Disassembly and transportation

Stage 1: Dividing the dome into two parts

  • Disassemble the canopy, starting by separating the ties between steps 6 and 7 (just below the top ring/belt). You will need 5 people to hold the top ring while this is happening and lower the top to the ground to minimize uneven load on the structure and reduce the risk of breakage during disassembly.

Stage 2: Disassembling the lower ring

  • Start at the top, loosening the ties and removing the posts as you work your way around the structure.

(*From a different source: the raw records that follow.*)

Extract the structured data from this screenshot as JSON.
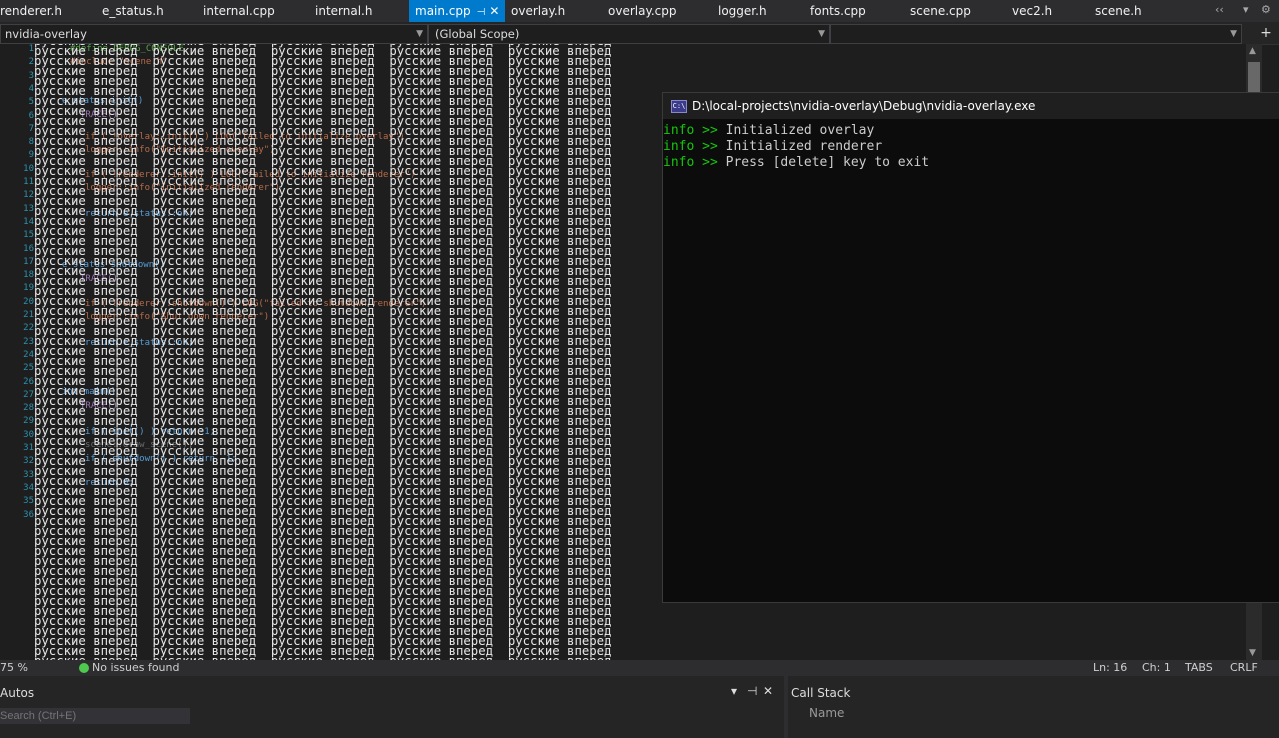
{
  "tabs": [
    {
      "label": "renderer.h",
      "active": false
    },
    {
      "label": "e_status.h",
      "active": false
    },
    {
      "label": "internal.cpp",
      "active": false
    },
    {
      "label": "internal.h",
      "active": false
    },
    {
      "label": "main.cpp",
      "active": true
    },
    {
      "label": "overlay.h",
      "active": false
    },
    {
      "label": "overlay.cpp",
      "active": false
    },
    {
      "label": "logger.h",
      "active": false
    },
    {
      "label": "fonts.cpp",
      "active": false
    },
    {
      "label": "scene.cpp",
      "active": false
    },
    {
      "label": "vec2.h",
      "active": false
    },
    {
      "label": "scene.h",
      "active": false
    }
  ],
  "tab_controls": {
    "overflow": "‹‹",
    "dropdown": "▾",
    "settings": "⚙",
    "pin": "⊣",
    "close": "✕"
  },
  "nav": {
    "project": "nvidia-overlay",
    "scope": "(Global Scope)",
    "add_icon": "+"
  },
  "line_numbers": [
    "1",
    "2",
    "3",
    "4",
    "5",
    "6",
    "7",
    "8",
    "9",
    "10",
    "11",
    "12",
    "13",
    "14",
    "15",
    "16",
    "17",
    "18",
    "19",
    "20",
    "21",
    "22",
    "23",
    "24",
    "25",
    "26",
    "27",
    "28",
    "29",
    "30",
    "31",
    "32",
    "33",
    "34",
    "35",
    "36"
  ],
  "code_fragments": [
    {
      "text": "#define DEBUG_CONSOLE",
      "cls": "cmt"
    },
    {
      "text": "#include \"scene.h\"",
      "cls": "str"
    },
    {
      "text": "e_status init()",
      "cls": "kw"
    },
    {
      "text": "TRACE()",
      "cls": "mac"
    },
    {
      "text": "if ( !overlay::init() ) LOG(\"failed to initialize overlay\")",
      "cls": "str"
    },
    {
      "text": "logger::info(\"Initialized overlay\")",
      "cls": "str"
    },
    {
      "text": "if ( !renderer::init() ) LOG(\"failed to initialize renderer\")",
      "cls": "str"
    },
    {
      "text": "logger::info(\"Initialized renderer\")",
      "cls": "str"
    },
    {
      "text": "return e_status::ok;",
      "cls": "kw"
    },
    {
      "text": "e_status shutdown()",
      "cls": "kw"
    },
    {
      "text": "TRACE()",
      "cls": "mac"
    },
    {
      "text": "if ( !renderer::shutdown() ) LOG(\"failed to shutdown renderer\")",
      "cls": "str"
    },
    {
      "text": "logger::info(\"Shut down renderer\")",
      "cls": "str"
    },
    {
      "text": "return e_status::ok;",
      "cls": "kw"
    },
    {
      "text": "int main()",
      "cls": "kw"
    },
    {
      "text": "TRACE()",
      "cls": "mac"
    },
    {
      "text": "if ( init() ) return -1;",
      "cls": "kw"
    },
    {
      "text": "scene::draw_scene();",
      "cls": ""
    },
    {
      "text": "if ( shutdown() ) return -1;",
      "cls": "kw"
    },
    {
      "text": "return 0;",
      "cls": "kw"
    }
  ],
  "overlay_text": {
    "word1": "русские",
    "word2": "вперед",
    "rows": 70,
    "cols": 5
  },
  "status": {
    "zoom": "75 %",
    "issues": "No issues found",
    "line": "Ln: 16",
    "col": "Ch: 1",
    "tabs": "TABS",
    "eol": "CRLF"
  },
  "panels": {
    "autos_title": "Autos",
    "search_placeholder": "Search (Ctrl+E)",
    "callstack_title": "Call Stack",
    "callstack_col": "Name",
    "controls": [
      "▾",
      "⊣",
      "✕"
    ]
  },
  "console": {
    "title": "D:\\local-projects\\nvidia-overlay\\Debug\\nvidia-overlay.exe",
    "icon": "C:\\",
    "lines": [
      {
        "tag": "info >>",
        "text": " Initialized overlay"
      },
      {
        "tag": "info >>",
        "text": " Initialized renderer"
      },
      {
        "tag": "info >>",
        "text": " Press [delete] key to exit"
      }
    ]
  },
  "colors": {
    "accent": "#007acc",
    "console_tag": "#16c60c",
    "editor_bg": "#1e1e1e"
  }
}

Stage 3: Disassembling the crown

  • As above, continue removing the posts from bottom to top until completely disassembled. It’s best to do this on five sides at once to keep the load even, or use the supports from the assembly step if you still have them.

Mini dome

Mini dome

Mini dome

To build a miniature version of the dome (also great for kids), I used 30cm skewers (cut into 144/156 segments) and dental floss. The resulting dome has a diameter of about 73 cm. The process is the same as for the large dome, except for the covering (you can use a duvet cover for this size).

Conclusion

Building a bamboo canopy is not only an eco-friendly solution, but it is also an amazing way to create a unique and stable shelter that is easy to transport and assemble. Each stage of assembly brings satisfaction from the work done and admiration for the result. Try to build such a dome, and you will understand how simple and interesting it is to create something so unusual and practical!

FAQ

How long does it take to assemble the dome?

  • On average, a large dome will take several hours to assemble if you have a team of five people. The mini-dome can be assembled faster.

Can other materials be used instead of bamboo?

  • Yes, you can experiment with other lightweight and durable materials, but bamboo remains one of the best options due to its flexibility and durability.

How to protect the dome from rain?

  • You can use a continuous cover such as parachute fabric, but this may cause the canopy to warp in high winds. I’m working on creating a waterproof coating that allows the wind to pass through.

How to transport the dome?

  • The dome can be easily disassembled into separate parts, which can be packed into two large bags. This makes it convenient for transportation.

Where can such domes be used?

  • Domes are great for camping, festivals, garden buildings and even temporary emergency shelters.